Cette gaze de l’air sur le lieu délicieux, ce rien heureux et ces lignes sans mots pour onduler plus haut que les tourmentes vaines, lorsque là-bas, contre le jour trop clair, la neige sent bon le mimosa et que la liberté s’amuse sans gestes au bord de toi.

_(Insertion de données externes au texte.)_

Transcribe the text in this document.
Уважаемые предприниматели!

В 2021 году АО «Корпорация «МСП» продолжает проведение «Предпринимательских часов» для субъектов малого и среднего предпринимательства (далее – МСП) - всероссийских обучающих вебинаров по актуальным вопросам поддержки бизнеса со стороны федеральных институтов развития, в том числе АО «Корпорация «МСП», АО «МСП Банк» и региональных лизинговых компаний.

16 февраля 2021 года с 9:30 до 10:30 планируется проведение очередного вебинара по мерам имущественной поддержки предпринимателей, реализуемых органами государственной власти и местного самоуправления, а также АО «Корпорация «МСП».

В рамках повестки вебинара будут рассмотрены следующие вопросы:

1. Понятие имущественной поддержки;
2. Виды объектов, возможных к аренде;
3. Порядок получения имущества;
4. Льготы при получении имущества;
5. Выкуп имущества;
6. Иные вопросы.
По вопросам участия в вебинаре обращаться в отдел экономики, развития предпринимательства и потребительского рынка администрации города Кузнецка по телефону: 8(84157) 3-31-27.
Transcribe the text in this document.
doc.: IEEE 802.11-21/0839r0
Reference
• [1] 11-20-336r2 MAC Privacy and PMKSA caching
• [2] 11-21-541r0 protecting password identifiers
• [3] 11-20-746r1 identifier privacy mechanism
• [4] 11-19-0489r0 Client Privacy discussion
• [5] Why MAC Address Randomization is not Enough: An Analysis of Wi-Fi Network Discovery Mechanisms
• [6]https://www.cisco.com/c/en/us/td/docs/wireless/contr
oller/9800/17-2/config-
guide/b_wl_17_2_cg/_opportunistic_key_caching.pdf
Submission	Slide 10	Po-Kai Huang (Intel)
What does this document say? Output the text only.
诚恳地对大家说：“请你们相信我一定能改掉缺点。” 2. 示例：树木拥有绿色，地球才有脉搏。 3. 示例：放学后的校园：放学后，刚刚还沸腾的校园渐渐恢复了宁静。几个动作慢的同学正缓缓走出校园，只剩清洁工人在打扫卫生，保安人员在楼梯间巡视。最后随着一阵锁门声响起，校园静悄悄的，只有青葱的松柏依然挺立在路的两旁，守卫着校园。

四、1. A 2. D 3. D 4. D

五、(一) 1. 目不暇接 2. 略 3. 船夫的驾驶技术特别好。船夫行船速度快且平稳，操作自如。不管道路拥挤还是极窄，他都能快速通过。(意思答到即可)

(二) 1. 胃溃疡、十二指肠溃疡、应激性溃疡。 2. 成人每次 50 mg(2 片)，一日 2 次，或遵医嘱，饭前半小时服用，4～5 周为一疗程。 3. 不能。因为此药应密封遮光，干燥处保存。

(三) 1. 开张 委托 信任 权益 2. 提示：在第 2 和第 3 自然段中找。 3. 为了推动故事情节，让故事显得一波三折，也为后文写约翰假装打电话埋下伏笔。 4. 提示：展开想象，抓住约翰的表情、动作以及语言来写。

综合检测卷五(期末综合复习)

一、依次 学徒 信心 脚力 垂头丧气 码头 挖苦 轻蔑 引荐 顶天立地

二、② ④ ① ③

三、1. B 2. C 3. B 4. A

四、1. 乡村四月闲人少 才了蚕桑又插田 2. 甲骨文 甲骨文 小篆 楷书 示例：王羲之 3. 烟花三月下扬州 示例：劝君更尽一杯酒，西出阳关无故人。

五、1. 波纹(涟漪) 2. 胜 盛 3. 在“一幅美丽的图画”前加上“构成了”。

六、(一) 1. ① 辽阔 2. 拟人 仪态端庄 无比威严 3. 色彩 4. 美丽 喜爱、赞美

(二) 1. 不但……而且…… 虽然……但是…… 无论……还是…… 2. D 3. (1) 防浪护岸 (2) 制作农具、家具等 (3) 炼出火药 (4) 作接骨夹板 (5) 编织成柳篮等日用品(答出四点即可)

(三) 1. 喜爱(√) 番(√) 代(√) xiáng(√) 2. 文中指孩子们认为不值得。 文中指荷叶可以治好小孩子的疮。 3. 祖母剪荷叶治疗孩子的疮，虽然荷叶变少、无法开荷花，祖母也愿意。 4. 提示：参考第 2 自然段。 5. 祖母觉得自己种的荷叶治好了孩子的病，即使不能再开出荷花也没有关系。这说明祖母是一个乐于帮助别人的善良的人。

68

Et même si parfois quelques formules hermétiques compliquent le regard, on reconnaît quand même la capacité de la poétesse à mêler la spiritualité et le temps humain. Par exemple, le titre d’un poème,La lumière et le sang, fait bien ressentir en quoi écrire est une communion, une agape. Autre exemple de titre, Vie saxifrage – qui titre aussi le recueil – qui laisse entendre une réflexion profonde sur la capacité inouïe de la pierre à nourrir par des sédiments, une plante herbacée qui prend quelquefois le nom de désespoir des peintres. Question ici de l’esprit de la pierre qui permet l’infusion de la pierre, idée de pierre qui habite la pierre.
Allusion aussi à Andreï Tarkovski et ces travellings en contre-plongée qui filment des déchets parfois végétaux courant dans des ruisseaux d’eau argentée et bizarre.
Le bonheur jamais dit, mais une immobilité transparente et des cristaux de lait pour propager l’ubiquité inconnue de la patience sur la fourrure ensoleillée des près de l’hiver.
Ainsi se terminent pour moi ces deux lectures du jour, qui cristallisent des idées abstraites des mille choses concrètes du langage ; et de cette union, je sors un peu grandi.